I must tell you my story myself, that is the story of my watch, and bad luck to it, for it was small comfort to me; and what have I now left of it, but to tell the trouble it brought upon me?

One day of the year eighteen hundred and thirty-three, Tim Looney, the parish schoolmaster, a mighty learned man, from whom I got my learning, went up to Dublin, to get his lease renewed with ’Squire Beamish, who is now dead and gone, rest his soul. Well, as I was saying, Tim Looney went up to Dublin, and had just come back, when of course all the neighbours came to hear the news from the big city, and Molly Mahone, as you can imagine, thrust herself before them all, saying—

“Come, you auld pictur card, when are you goin’ to tell us the news? What is the good of you, you auld worm, if you canna even speak?”

You know Moll is rather hasty.

“Och, and it’s more wonders I have to tell than one of you will believe. I saw the great Boneparte riding on a flea, and the Dook of Wellington by his side, quite friendly like.” “And was Boneparte a very big man?” said I.

“I don’t know,” said Tim; “I’ve heard say he was a little man, but they call him the great Boneparte for all that.”

“He was a great man,” said Moll to me, “just as you are a great fool, so hauld yer tongue, will ye, and let Tim go on.”

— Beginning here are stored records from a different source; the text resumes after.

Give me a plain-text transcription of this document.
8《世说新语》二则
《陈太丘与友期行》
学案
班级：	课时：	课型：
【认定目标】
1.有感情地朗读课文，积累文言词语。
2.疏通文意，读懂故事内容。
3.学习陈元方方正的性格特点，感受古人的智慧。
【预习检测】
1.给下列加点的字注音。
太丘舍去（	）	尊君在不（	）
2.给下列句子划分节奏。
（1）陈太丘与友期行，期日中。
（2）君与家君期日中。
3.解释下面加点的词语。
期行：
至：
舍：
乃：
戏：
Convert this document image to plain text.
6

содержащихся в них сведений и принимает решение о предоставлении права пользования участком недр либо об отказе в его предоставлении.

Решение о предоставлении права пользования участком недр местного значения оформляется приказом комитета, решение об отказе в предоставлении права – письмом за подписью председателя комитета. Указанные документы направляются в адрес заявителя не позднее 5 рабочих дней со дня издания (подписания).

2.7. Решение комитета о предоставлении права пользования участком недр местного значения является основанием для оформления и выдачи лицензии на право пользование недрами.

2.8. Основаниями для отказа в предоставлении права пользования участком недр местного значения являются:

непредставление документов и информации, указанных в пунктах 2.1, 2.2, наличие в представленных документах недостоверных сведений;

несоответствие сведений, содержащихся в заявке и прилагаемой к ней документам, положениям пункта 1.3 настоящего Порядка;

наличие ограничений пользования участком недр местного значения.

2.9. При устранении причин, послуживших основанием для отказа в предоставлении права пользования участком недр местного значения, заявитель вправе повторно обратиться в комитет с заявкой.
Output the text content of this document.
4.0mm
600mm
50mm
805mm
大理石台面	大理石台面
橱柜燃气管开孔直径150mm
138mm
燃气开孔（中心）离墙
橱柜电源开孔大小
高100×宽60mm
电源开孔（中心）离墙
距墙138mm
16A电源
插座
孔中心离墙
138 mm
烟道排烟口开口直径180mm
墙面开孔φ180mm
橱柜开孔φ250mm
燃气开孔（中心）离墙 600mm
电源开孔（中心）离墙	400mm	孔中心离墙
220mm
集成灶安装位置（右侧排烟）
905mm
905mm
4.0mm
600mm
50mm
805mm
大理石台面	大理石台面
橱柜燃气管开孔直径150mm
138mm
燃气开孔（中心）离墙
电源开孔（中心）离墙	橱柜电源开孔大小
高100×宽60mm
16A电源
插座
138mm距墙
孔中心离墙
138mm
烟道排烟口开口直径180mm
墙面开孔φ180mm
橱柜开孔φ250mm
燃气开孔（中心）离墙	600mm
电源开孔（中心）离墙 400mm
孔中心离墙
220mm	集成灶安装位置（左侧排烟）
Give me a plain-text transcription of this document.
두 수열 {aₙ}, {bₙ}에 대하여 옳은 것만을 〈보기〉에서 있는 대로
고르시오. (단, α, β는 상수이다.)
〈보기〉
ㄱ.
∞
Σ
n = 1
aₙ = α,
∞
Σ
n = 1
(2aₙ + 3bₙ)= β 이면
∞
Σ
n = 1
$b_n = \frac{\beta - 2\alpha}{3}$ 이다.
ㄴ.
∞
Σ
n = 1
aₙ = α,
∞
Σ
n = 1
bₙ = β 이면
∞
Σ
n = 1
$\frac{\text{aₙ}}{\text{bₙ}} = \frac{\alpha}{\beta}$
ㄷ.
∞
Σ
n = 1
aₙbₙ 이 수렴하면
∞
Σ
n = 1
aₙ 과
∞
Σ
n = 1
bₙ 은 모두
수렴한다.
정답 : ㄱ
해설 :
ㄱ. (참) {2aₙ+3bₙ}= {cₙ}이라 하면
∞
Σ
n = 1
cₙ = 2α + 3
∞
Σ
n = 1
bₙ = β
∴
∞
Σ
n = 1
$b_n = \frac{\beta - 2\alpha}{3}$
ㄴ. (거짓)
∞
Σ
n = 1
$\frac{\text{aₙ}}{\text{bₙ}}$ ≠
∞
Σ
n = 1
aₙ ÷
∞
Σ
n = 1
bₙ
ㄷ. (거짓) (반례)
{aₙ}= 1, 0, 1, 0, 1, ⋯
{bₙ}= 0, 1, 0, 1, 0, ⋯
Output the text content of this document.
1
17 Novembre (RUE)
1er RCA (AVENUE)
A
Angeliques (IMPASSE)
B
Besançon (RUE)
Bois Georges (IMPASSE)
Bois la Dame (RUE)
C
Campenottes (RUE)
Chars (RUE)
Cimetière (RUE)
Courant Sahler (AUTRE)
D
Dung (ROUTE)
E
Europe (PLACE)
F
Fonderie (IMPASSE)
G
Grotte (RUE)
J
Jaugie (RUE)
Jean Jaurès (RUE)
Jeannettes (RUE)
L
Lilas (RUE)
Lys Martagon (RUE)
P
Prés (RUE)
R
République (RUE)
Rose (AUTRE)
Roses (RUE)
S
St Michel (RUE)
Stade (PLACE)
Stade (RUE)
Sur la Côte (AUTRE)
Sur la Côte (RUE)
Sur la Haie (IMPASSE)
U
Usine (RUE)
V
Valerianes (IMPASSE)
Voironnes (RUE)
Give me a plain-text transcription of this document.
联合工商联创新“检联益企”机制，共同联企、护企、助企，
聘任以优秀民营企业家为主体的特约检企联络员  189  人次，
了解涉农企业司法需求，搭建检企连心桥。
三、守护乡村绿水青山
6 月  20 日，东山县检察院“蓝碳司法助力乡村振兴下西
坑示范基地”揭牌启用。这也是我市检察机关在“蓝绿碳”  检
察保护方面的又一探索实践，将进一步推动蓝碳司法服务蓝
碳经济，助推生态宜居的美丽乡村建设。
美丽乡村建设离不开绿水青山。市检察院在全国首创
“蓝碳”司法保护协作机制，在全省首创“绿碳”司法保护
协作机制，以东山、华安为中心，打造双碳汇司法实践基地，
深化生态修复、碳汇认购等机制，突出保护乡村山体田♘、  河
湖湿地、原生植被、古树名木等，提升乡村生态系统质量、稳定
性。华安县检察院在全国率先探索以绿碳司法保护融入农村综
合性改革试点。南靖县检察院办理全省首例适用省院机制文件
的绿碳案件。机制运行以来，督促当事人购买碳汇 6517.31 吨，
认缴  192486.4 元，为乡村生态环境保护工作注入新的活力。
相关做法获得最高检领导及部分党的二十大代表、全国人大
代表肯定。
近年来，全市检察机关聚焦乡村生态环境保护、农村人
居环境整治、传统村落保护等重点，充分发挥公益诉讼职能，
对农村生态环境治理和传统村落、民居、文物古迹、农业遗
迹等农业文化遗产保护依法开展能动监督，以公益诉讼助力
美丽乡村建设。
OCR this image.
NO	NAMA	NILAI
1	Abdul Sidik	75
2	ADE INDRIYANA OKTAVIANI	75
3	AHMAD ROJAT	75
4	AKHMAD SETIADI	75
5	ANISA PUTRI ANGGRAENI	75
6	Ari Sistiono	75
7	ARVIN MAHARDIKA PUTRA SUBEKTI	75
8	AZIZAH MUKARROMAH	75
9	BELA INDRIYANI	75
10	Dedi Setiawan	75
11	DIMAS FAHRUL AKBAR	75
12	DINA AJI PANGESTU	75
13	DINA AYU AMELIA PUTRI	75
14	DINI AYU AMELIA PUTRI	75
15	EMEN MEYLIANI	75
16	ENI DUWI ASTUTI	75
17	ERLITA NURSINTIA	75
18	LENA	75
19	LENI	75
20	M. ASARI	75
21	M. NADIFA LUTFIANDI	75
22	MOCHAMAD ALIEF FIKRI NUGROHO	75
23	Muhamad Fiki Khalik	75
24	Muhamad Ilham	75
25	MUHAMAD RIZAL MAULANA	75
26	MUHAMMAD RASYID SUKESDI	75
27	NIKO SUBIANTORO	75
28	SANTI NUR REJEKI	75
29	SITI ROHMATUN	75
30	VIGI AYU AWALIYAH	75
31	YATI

Tim did go on, and told us many other great wonders; but it’s of myself I want to speak. Well, then, after Tim had told us all he had seen, he gave me such a fine large silver watch, and a thirty shilling note, which my sister, Biddy, had sent from Merica, for me to buy a new fiddle with, for she had heard that I was great in music. I put the watch in my pocket to keep it safe, and then I examined the note all over, thinking all the while how beautiful I would play on my new fiddle; but Tim soon stopped me by asking me what o’clock it was.

After looking at the sun, which he himself had taught me, I told him it must be about two; when he said, “And why can’t you look at the watch, and tell me the exact minute it is?”